Insomma in questa famiglia sono tutti intellettuali del tipo più soave e delicato ma non per questo ignari di essere “contro”. Tutti fuorché, quel disgraziato del padre, che con la sua rozza mania di lavorare tutto il santo giorno permette alla moglie, ai figli e a tutti gli altri inquilini del suo pittoresco carrozzone non soltanto di continuare a campare allegramente senza fare alcunché di volgarmente utile e di stupidamente produttivo, ma di condurre altresì un’esistenza perfettamente conforme alle loro finissime esigenze culturali. Cosa che ovviamente comporta la necessità di frequentare sciami di intellettuali della loro medesima stoffa, che è poi quella di cui sono fatti i sogni e i bisogni di tutti gli egoisti, i neghittosi, i vanesi, i velleitari, i rompiscatole, i parassiti di questo mondo. Ma questo è ciò che in fondo accade oggi un po’ in tutto il paese. Che per quel che concerne la sua attuale composizione sociale sembra ormai, per molti aspetti, diviso in due sole grandi classi. Ma la linea divisoria non passa più, come opinava Marx, fra la borghesia capitalistica, detentrice dei mezzi di produzione, e il proletariato sfruttato, padrone soltanto della sua forza lavoro, bensì appunto fra coloro che lavorano per mandare avanti il paese e la massa ormai sterminata, e squisitamente parassitaria, degli ineffabili “intellettuali contro”. Quanto estesa è oggi questa massa?

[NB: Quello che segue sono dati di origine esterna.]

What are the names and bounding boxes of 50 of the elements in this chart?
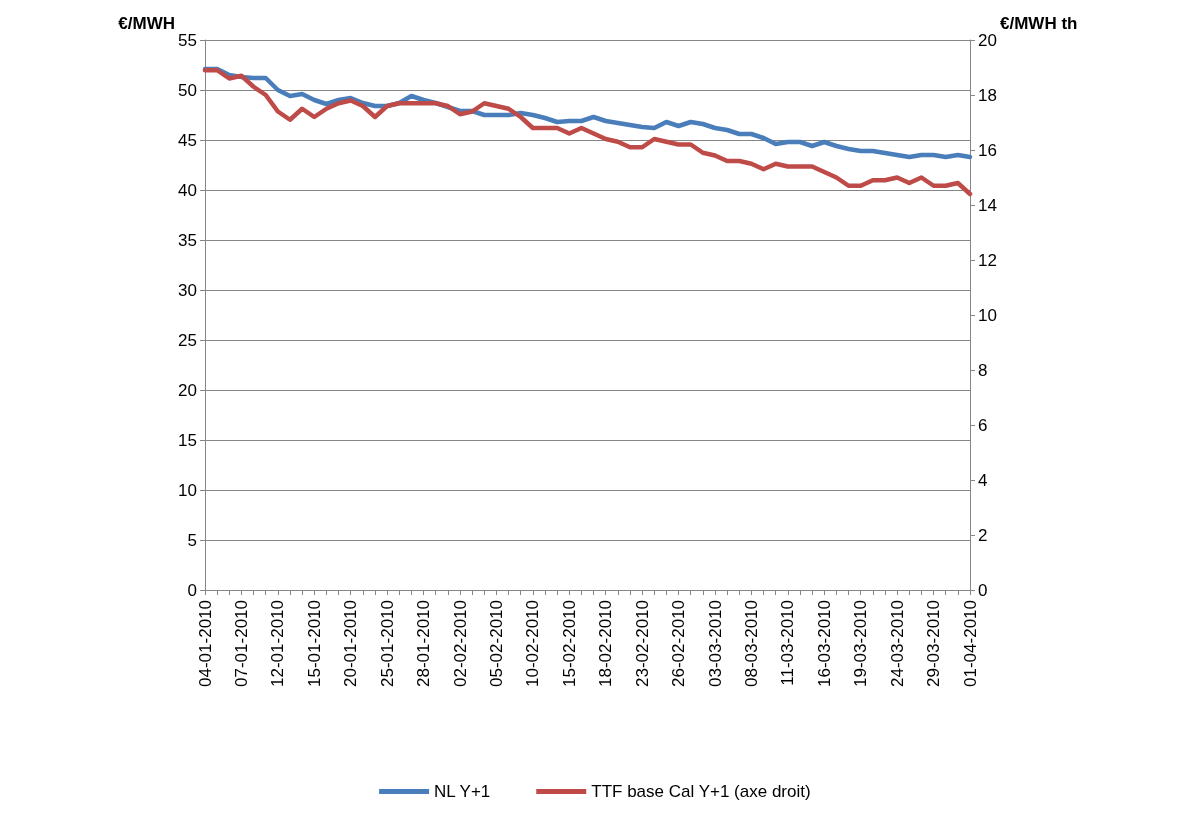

Ne fanno parte, ormai, tutti insieme appassionatamente affratellati dalla coscienza di appartenere a un unico grande “popolo contro”, sciami di guru universitari, plotoni di magistrati decisi a estirpare la corruzione dal mondo, caterve di giornalisti omelisti spesso per giunta imbucati in giornali fuori mercato e perciò stipendiati coi contributi statali, torme di teletribuni con la smania del predicozzo, battaglioni di pagliacci videologici, ronde di letterati di regime, mandrie di mantenuti del cinema e del teatro assistiti, mazzi di simil-artisti foraggiati dalle istituzioni, turbe di cantautori e rocchettari col pallino del messaggio, armate di funzionari e di guitti di ogni ramo dell’industria dell’entertainment, nugoli di stilisti e di top model con l’uzzolo dell’impegno, falangi di preti e di frati d’assalto in guerra col capitalismo, stormi di suore che credono nella piazza, pellegrini del turismo antiglobale, frotte di criminalucci col cruccio delle colpe della società e della famiglia - giù giù fino alle truppe acquartierate nei centri sociali, che sono poi le avanguardie di un vasto sottoproletariato intellettuale impegnato a tempo pieno - fra canne, sniffate, buchi e magari un mix di spaccio e scippo - in una ricchissima gamma di attività culturali tutte più o meno centrate intorno allo studio di questioncelle locali come il destino dell’universo e l’organizzazione di guerricciole urbane a base di teste spaccate, vetrine infrante, vetture incendiate, città devastate e scatole altrui fracassate. Lo spessore intellettuale e morale di questi angioletti “contro” non deve essere comunque sottovalutato. Essi infatti sono in fondo gli ultimi e più coerenti fautori del nobile miraggio originario dell’intellettuale di sinistra: non saper niente e impicciarsi di tutto, non saper fare niente e voler cambiare tutto, non amare niente e anelare a distruggere tutto. E questo è forse il motivo profondo per cui la sinistra neo e post comunista non potrà rinunciare a intrattenere un legame più o meno organico con queste nuovissime turbe dei nullafacenti spaccatutto.